同じ長安キャンパス内の工場では、スマートフォンのマザーボード製造から最終組立まで、一貫した生産ラインが稼働している。工場内の自動化率は85%以上に及ぶ。

マザーボードへの部品実装工程では自動化率が95%に達し、年間1400万枚を生産する。真っ白の作業室内では、基板が自動搬送され、はんだペースト印刷、部品実装、リフロー炉を経てマザーボードが完成する。

長安キャンパスのSMTワークショップ。マザーボード製造の自動化率は95%に達する(OPPO提供)

総組立工場では約1000個の部品を組み立てる。4本の生産ラインが稼働し、目の前を輸送ロボットが部品や半製品を運ぶ。ディスプレイなど一部の部品は人の手で取り付けられる。組立が完了すると、カメラ、通信、ディスプレイ、バッテリーなど、すべての機能を自動でテストする。

「カクツキのない体験」という競争軸

スマートフォン市場は成熟期に入った。買い替えサイクルは4年以上に延び、7年間のアップデート保証を掲げるメーカーも現れた。カメラの画素数やAI機能は購入時のスペックで決まるが、滑らかさは3年後も維持できるかが問われる。

OPPOが選んだのは、地下鉄でも、エレベーターでも、数年使い続けても、カクツキを起こさない一貫した体験だ。ハイエンドだけでなく、ミドルレンジでも同じ水準の滑らかさを実現する。

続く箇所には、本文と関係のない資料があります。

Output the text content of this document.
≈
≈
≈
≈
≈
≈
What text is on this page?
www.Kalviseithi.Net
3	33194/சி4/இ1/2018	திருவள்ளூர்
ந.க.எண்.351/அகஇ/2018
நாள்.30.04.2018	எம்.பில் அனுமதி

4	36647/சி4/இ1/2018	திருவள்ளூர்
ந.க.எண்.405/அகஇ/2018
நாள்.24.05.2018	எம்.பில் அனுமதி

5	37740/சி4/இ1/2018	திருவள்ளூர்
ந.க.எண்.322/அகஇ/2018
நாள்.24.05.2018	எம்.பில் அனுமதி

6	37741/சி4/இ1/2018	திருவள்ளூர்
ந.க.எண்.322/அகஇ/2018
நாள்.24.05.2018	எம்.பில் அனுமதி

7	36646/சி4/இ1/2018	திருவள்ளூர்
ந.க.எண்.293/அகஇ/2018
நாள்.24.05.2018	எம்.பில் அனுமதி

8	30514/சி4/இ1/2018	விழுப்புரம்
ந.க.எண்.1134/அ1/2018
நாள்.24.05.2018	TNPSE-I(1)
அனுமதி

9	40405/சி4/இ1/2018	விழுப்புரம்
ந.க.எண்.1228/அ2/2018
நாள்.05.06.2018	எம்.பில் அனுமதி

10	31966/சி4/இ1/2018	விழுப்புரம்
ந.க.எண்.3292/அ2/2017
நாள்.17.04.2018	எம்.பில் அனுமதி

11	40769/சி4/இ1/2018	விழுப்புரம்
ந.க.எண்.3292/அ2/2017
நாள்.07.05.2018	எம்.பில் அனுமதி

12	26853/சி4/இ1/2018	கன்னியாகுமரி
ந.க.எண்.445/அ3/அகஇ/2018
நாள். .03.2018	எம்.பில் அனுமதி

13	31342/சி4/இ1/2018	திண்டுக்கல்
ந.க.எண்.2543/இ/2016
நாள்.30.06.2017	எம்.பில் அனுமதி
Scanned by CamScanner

2万台の端末が24時間365日稼働し、AIロボットが無人でテストする。100以上の検証項目は、業界の第三者機関の4倍の範囲をカバーする。180項目の耐久性試験、電波暗室での24時間365日通信テスト、製造工程の自動化率95%。自社OS「ColorOS」を持つからこそ、OSレイヤーから最適化でき、全価格帯で統一した品質を保てる。この規模の検証体制を構築できるメーカーは限られる。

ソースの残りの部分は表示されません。